Once the money from Towers stopped coming, many providers simply kept the insurance payments. As a result, Towers Financial’s cash flow slowed to a trickle. Realizing his time was running out, Hoffenberg tried to cover his tracks. One attorney would later discover a $6,400 claim against Towers from the Mobile Shredding Corp. of New York that covered work during the last months of 1992. Mobile had shredded ten tons of Towers documents.

In February 1993, the SEC filed a lawsuit in New York federal court, charging Hoffenberg with securities fraud and demanding the appointment of an SEC trustee to run the company. Towers filed for bankruptcy protection a few days later.

In March 1993, Alan Cohen—a New York-based workout consultant—was appointed trustee. When he arrived at Towers Financial’s offices, Cohen found Hoffenberg there, still trying to hang on to his control of the company. “I suggested to him that it would probably be better if he didn’t come around anymore,” said Cohen.

The federal lawsuit charged that Hoffenberg never intended to do anything with money taken from gullible investors except “apply it to [his] own purposes and use it for the payment of interest owing to other investors.” According the U.S. attorney, “Unbeknownst to the investors, the source of the interest they received on the Notes was the principal paid by later Note investors.”

That’s as succinct a definition of
Ponzi scheme
as any.

During its heyday, Towers had referred skeptical investors to Duff & Phelps, a financial credit rating agency which “would provide independent verification and corroboration regarding the creditworthiness of [Towers Financial] and... confirm the positive statements [it] had made.” Duff & Phelps claimed it used what it called a “shadow rating” of Towers Financial. Its staff told a number of investors that it “had conducted extensive due diligence investigations prior to assigning ratings to the bonds.”

Burned investors eventually sued Duff & Phelps, claiming that it had known that the false information would be used in investment decisions. They said: “At all times Duff & Phelps knew that the false assurances and information it was providing would be... used by the brokers and their clients... to evaluate whether to purchase and/or maintain investments in [Towers Financial].”

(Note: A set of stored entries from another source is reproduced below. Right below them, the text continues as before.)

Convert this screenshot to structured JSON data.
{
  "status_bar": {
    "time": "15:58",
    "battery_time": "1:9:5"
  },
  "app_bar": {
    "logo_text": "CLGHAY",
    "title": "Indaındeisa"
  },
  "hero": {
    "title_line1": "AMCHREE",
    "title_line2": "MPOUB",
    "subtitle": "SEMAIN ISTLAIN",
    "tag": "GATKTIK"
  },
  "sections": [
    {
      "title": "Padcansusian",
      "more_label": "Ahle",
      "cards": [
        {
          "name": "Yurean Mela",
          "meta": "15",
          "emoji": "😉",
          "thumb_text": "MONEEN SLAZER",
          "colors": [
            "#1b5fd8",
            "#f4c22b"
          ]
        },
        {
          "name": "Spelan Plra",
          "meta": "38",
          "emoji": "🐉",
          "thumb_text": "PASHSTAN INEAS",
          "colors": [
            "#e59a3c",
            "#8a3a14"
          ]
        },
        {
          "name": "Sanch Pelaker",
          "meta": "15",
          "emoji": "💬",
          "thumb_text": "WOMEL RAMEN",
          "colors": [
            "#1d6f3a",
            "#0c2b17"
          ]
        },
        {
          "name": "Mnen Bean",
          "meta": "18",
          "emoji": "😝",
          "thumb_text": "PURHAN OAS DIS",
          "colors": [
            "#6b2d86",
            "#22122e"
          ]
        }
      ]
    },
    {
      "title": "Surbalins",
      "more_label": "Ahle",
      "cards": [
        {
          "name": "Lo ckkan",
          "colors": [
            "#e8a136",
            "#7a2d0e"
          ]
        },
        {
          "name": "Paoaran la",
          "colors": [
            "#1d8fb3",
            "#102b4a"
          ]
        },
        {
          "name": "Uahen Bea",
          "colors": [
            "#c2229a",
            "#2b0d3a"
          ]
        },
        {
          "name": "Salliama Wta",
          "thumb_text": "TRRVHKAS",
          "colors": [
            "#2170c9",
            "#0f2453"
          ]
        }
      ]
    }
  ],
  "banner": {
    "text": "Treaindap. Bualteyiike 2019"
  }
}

The January 1996 federal court decision
Shain v. Duff & Phelps Credit Rating Company
considered the complaints against the rating company. The case had been brought by Myron Shain, who’d invested $200,000 in Towers notes, on behalf of himself and a class of similarly situated suckers.

The gist of Shain’s complaint was that “Duff & Phelps actively foisted a uniform and consistent set of misrepresentations and omissions on the Duff & Phelps Class via the Class Brokers who reiterated them to, or relied on them for, the Class.”